To My Dear Students,

The title of our Torah Portion, Kedoshim, “Holy Ones,” is well known through its cognates, kaddish., a memorial prayer, kiddush, the prayer extolling the fruit of the vine, and kedusha, a prayer referring to G-d as “Holy, Holy, Holy.”

The Hebrew antonym of kedoshim may not be as recognizable.  That word is “chol,” “common.”  During the Havdala ceremony marking the close of Shabbat, we recite, “hamavdil bein kodesh l’chol,” G-d distinguishes between kodesh, the holy, and chol, the common.

While chol is usually translated as “common,” its literal meaning is “sand.”  Of course, sand is common, but more importantly, sand is unable to stay in one place.  It is subject to wind and tides, and therefore is an apt metaphor for what holy is not. 

For to be kadosh, holy, is to be firmly set, while to be chol, like sand, is to shift this way and that.

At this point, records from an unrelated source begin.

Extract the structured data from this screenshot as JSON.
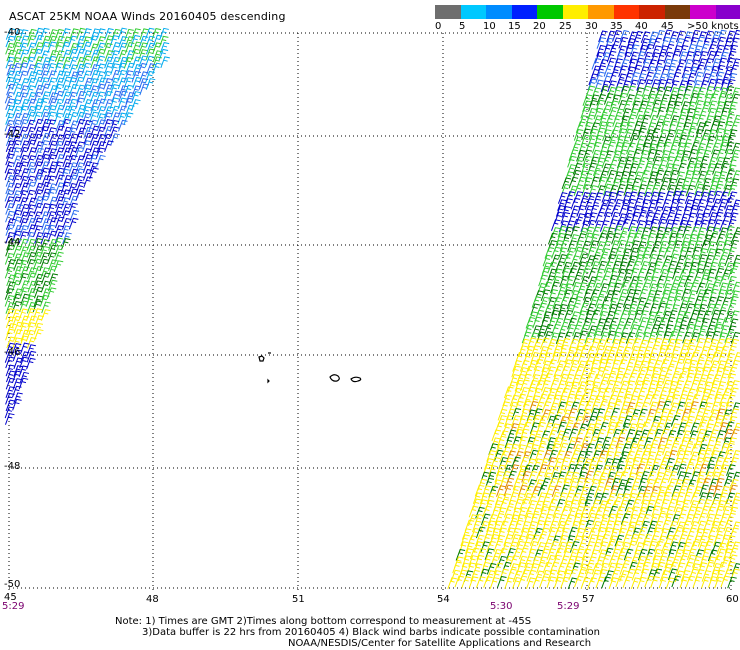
{
  "title": "ASCAT 25KM NOAA Winds 20160405 descending",
  "legend": {
    "colors": [
      "#6e6e6e",
      "#00c8ff",
      "#008cff",
      "#0020ff",
      "#00c800",
      "#ffee00",
      "#ff9900",
      "#ff3300",
      "#cc2200",
      "#7a3a0a",
      "#cc00cc",
      "#8800cc",
      "#3a0066"
    ],
    "labels": [
      "0",
      "5",
      "10",
      "15",
      "20",
      "25",
      "30",
      "35",
      "40",
      "45",
      ">50 knots"
    ]
  },
  "axes": {
    "x_ticks": [
      "45",
      "48",
      "51",
      "54",
      "57",
      "60"
    ],
    "y_ticks": [
      "-40",
      "-42",
      "-44",
      "-46",
      "-48",
      "-50"
    ]
  },
  "times": {
    "left": "5:29",
    "mid": "5:30",
    "right": "5:29"
  },
  "notes": {
    "line1": "Note: 1) Times are GMT 2)Times along bottom correspond to measurement at -45S",
    "line2": "3)Data buffer is 22 hrs from 20160405 4) Black wind barbs indicate possible contamination",
    "line3": "NOAA/NESDIS/Center for Satellite Applications and Research"
  },
  "barb_colors": {
    "light_green": "#33cc33",
    "dark_green": "#007a00",
    "yellow": "#ffee00",
    "orange": "#e08a00",
    "blue": "#0000cc",
    "cyan": "#00aaee",
    "mid_blue": "#2a6cf0"
  }
}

A life of chol strains to hear the voice of contemporaries.  Young people tend to listen exclusively to their peers and politicians slavishly adhere to today’s public opinion.

Harry Truman, whose presidency included momentous decisions, once said: “I wonder how far Moses would have gone if he had taken a poll in Egypt.”

Some people are so bereft of a core that their identity reflects only what others think and say of them.  They so need affirmation that they shift like sand in response to critiques.  Where is holiness in preferring popularity to principle?

How can we be holy?  A life of holiness is firmly set because it is centered on G-d.  It asks: what does G-d want of me in this situation?  Am I inviting G-d into my life to influence my decisions?  Will G-d approve of my next choice and action?  Am I placing G-d’s will above my own desires?  Do I fixate on pursuing the material things of society or do I focus on attaining spiritual development?  Am I attached to truth or do I believe the lies of this world?

In Bob Dylan’s song, “Forever Young,” he counsels his child, “May you have a strong foundation as the winds of changes shift.”

Hamavdil bein kodesh l’chol, may we attain the wisdom to distinguish between what is chol, sand that is here today and over there tomorrow, and kodesh, a foundation in holiness that stands firm when the winds of changes shift.